In the plot we can see various features.

  • The box is drawn from Q1 to Q3, i.e., the interquartile range (IQR)
  • A vertical solid line within the box denotes the median
  • The ‘notch’ around the median shows the 95% confidence limits
  • The whiskers are by including the largest/smallest observed point from the dataset that falls within a distance of 1.5 times the IQR is measured out and a whisker is drawn up to
  • All more extreme observed points are plotted as outliers as small circles

This plot is arranged horizontally (horizontal = T) since I personally think this is easier to read, however, it is something of a moot point. The default is vertical. We can see that there is a single extreme value of 120 feet which is shown as a circle to the right of the diagram and since it lies beyond the upper/positive whisker can be considered an outlier. As stated earlier this doesn’t necessarily make it an incorrect value, but it does merit further investigation. We also need to be aware that it may potentially be unduly influential (or a high influence point) if we use linear correlation or try to fit an ordinary least squares regression model. Minimally we might also wish to apply a robust analysis (Wilcox 2011). Robust means statistics that perform adequately well even when the data are drawn from a wide range of probability distributions, particularly distributions that are not Normal or when we cannot reasonably assume they are Normal.
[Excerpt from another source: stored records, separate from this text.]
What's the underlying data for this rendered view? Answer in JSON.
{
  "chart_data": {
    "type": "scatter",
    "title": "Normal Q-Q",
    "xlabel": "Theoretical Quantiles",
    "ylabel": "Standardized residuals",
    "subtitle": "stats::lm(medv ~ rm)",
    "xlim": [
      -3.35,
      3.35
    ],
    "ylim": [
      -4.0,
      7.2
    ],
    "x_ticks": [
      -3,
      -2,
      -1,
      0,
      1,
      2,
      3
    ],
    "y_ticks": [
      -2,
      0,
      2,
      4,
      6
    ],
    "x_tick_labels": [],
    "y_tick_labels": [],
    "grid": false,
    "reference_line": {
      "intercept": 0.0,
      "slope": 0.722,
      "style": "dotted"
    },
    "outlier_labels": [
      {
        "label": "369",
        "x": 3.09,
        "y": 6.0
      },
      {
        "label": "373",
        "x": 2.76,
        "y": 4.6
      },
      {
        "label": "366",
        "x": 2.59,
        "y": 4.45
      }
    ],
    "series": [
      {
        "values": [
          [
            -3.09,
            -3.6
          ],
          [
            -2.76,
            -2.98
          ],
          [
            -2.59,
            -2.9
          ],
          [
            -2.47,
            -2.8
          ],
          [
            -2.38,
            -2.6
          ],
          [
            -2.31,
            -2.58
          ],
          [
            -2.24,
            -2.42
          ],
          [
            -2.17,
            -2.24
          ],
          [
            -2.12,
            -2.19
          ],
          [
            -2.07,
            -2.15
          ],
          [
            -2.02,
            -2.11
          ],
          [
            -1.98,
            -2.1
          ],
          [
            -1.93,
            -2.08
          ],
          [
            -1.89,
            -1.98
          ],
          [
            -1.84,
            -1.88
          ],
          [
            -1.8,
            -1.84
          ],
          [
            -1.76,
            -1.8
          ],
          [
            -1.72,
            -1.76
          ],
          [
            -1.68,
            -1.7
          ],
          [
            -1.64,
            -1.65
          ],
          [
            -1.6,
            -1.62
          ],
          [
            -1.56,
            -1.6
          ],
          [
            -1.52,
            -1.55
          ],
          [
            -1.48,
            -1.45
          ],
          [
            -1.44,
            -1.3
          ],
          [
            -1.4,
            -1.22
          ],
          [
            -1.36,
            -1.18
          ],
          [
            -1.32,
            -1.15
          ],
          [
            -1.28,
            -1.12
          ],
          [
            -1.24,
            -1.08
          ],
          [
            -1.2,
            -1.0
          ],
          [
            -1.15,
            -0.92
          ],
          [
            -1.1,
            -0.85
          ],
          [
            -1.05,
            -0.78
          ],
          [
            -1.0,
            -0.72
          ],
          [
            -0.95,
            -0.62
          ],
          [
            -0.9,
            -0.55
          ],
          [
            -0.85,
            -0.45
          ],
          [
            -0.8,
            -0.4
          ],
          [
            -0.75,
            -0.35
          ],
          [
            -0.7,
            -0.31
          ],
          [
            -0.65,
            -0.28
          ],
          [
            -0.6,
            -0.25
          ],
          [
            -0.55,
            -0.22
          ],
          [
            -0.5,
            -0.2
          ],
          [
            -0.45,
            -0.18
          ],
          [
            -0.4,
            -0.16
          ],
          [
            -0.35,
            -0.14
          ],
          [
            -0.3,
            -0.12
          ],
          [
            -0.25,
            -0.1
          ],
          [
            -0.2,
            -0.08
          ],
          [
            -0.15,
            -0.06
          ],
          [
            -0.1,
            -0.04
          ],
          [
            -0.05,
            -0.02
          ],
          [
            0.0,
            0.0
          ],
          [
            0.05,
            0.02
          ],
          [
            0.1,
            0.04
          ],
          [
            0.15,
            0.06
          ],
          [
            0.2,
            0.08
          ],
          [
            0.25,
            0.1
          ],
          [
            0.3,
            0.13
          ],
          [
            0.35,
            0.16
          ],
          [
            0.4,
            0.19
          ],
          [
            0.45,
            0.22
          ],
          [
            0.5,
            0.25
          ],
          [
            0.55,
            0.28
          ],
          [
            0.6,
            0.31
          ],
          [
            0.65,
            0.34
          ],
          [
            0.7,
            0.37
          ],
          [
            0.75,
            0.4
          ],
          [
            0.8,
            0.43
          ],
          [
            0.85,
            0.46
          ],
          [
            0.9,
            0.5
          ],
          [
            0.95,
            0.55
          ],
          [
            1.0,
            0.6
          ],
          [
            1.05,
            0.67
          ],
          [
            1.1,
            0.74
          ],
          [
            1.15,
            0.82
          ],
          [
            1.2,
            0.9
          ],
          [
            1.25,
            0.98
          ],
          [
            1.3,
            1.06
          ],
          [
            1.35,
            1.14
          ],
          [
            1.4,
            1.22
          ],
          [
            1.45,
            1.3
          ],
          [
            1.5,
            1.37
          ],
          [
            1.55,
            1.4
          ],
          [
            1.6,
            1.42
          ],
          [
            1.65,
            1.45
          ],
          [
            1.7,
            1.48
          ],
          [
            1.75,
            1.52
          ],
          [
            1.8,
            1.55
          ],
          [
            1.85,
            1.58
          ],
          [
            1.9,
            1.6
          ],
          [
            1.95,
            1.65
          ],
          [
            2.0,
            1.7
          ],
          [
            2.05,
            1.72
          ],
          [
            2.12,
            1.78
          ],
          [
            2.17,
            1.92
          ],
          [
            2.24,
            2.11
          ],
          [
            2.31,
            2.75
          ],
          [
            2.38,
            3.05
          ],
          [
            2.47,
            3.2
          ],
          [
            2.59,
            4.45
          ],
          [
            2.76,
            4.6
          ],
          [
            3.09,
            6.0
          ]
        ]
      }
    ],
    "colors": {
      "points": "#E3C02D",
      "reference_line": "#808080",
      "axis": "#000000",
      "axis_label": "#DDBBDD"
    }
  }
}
For an accessible and short article on using boxplots, see (Williamson, Parker, and Kendrick 1989). For an excellent but more in depth (but still accessible) treatment, I strongly recommend (Wilcox 2011).

4.2.3 Co-variation

This is the pattern between variables. Sometimes an observation is not unusual in its own right but in the context of other variables it is anomalous. Sometimes this is referred to as multivariate outlier analysis. In some ways this is related to the ideas of referential integrity discussed in the previous chapter.

The point is when searching for outliers we need to consider the possibility that a value is not extreme in itself, but is an outlier when viewed in the context of a second or additional variables. A simple way to check for this is by means of a scatterplot.

A scatterplot showing multi-variate outliers
A scatterplot showing multi-variate outliers

In this scatterplot we show the relationship between Speed and Distance by a non-linear (and non-parametric) loess smoother. An alternative would be a linear regression line if we consider linearity to be a reasonable assumption. Data points that fall far from this line can be considered to be potential multivariate outliers despite the fact that for the individual variables (i.e., a univariate analysis) their values are quite typical.

Note that this scatterplot was produced via the following R code (and then annotated by hand).

ggplot(cars, aes(x=speed, y=dist)) + 
  geom_point() +
  geom_smooth(method="loess") +
  labs(title="Stopping distance versus speed",
       x="Speed (mph)", y = "Distance (feet)")
## `geom_smooth()` using formula = 'y ~ x'

Although we have simply used visual inspection to identify potential outliers, more formal methods can be deployed. For instance, one can use Mahalanobis distance, which is the distance of a data point from the calculated centroid of all other cases, where the centroid is calculated as the intersection of the means of the variables being investigated. NB There are robust alternatives such as medoids based on n-dimensional medians.

References

Anonymous. 2013. “What Are Outliers in the Data?” https://www.itl.nist.gov/div898/handbook/prc/section1/prc16.htm.
Kabacoff, Robert. 2015. R in Action: Data Analysis and Graphics with r. 2nd ed. Manning.
Wilcox, Rand R. 2011. Introduction to Robust Estimation and Hypothesis Testing. 3rd ed. Academic press.
Williamson, David F, Robert A Parker, and Juliette S Kendrick. 1989. “The Box Plot: A Simple Visual Method to Interpret Data.” Annals of Internal Medicine 110 (11): 916–21.